O casal Ferreira tinha
escolhido a sua terra natal para viver os dias que lhe sobejavam da reforma
trazida de França.
O Sr. José e a D. Rosário
deixaram para trás os árduos trabalhos e infindáveis dificuldades, que a seu
tempo lhes permitiu o pecúlio e as pensões que garantiam uma razoável
estabilidade e a desejável serenidade para a última etapa da sua vivência.
Ficara também naquelas terras gaulesas, agora mais próximas que outrora, a
família mais chegada, constituída por filhos e netos, que já os havia com
fartura.
A casa onde habitavam
era propriedade sua, construída com o fruto do seu suor e por muitos anos
constituída como móbil principal da aventura além-pirenaica.
Era uma habitação
simples, térrea, de dimensões adequadas à instalação do casal e a albergar o
resto da família que todos os anos, por altura do agosto, arribava para matar
saudades e tomar um pouco do nosso sol. Localizava-se nas redondezas do
aglomerado habitacional da povoação e dispunha de um pequeno quintal.
Era no quintal que o
Sr. Ferreira passava grande parte do seu tempo, dedicando-lhe especial atenção,
como que justificando os anos em que aquela sua reconhecida apetência para a
agricultura foi desprezada e ignorada, mercê das condicionantes impostas pela
emigração. Foi no quintal, numa manhã soalheira de um dia primaveril, que o Sr.
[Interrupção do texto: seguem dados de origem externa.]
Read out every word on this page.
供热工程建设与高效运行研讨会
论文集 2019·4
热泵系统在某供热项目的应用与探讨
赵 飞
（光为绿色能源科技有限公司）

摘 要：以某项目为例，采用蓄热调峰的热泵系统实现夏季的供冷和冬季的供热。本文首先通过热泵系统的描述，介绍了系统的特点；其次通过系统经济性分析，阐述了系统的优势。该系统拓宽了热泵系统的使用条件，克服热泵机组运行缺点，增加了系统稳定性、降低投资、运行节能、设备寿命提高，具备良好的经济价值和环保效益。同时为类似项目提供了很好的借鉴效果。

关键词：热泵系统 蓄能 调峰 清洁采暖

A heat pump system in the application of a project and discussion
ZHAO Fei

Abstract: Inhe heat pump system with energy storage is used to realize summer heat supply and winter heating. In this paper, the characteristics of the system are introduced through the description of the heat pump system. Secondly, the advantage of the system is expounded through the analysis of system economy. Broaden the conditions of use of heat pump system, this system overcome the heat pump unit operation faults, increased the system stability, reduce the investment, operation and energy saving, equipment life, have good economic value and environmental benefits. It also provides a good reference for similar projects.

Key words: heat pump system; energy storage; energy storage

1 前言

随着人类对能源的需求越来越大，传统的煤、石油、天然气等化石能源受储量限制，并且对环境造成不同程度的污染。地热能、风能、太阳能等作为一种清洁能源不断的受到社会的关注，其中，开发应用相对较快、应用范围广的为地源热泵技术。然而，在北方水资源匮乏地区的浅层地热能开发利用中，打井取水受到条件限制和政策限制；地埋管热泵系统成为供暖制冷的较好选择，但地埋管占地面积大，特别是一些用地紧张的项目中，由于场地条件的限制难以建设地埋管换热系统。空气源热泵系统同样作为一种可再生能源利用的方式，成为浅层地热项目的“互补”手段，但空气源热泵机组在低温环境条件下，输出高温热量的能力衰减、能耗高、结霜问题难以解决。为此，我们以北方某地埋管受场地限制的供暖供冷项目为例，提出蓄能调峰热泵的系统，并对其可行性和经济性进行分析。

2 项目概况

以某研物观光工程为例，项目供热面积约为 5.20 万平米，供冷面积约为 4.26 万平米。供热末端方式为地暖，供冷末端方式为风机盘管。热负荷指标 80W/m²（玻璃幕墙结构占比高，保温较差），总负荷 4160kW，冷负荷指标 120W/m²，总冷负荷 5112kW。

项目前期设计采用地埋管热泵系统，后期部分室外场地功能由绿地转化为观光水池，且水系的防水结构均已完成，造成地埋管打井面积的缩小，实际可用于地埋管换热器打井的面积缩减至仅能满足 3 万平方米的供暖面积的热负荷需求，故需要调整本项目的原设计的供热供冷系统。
Ferreira encontrou de forma repentina e prematura a morte, no momento em que
cumpria mais um ritual de inspeção e admiração à sua pequena horta.
E sem o saber, este
foi o momento em que D. Rosário passou a assumir o protagonismo desta pequena
história.
D. Rosário era uma
senhora que estaria talvez na casa dos sessenta e muitos, a quem os anos e a
vida dura deixaram visíveis traços no rosto. De estatura baixa e magra, era
contudo uma mulher vivaça e briosa, que quando vinha à rua não esmorecia nos
cuidados a ter com a pintura dos lábios e das unhas. Mas era analfabeta.
Com a morte do marido,
a senhora foi compelida a tratar de assuntos que até então estavam fora da sua
alçada, e nesses, estavam os que se relacionavam com as suas idas ao banco. Era
aqui que se passavam os atos mais pungentes e vexatórios a que na sua ótica se
sujeitava, ao ter de apor a impressão digital para validar a quitação dos
levantamentos de dinheiro que efetuava. Ainda por cima, em público.
A situação
incomodava-a e mexia com o seu egotismo.
Daí que, com
determinação ousou aprender a escrever o seu nome, e fê-lo com tal sucesso que
de seguida partiu para um patamar superior da literacia, onde igualmente foi
bem sucedida, o que, naturalmente, a encheu de justificado orgulho e
satisfação.
Mas o tempo, que é
indomável e inexorável, trazia-lhe outro tipo de problema: o da solidão.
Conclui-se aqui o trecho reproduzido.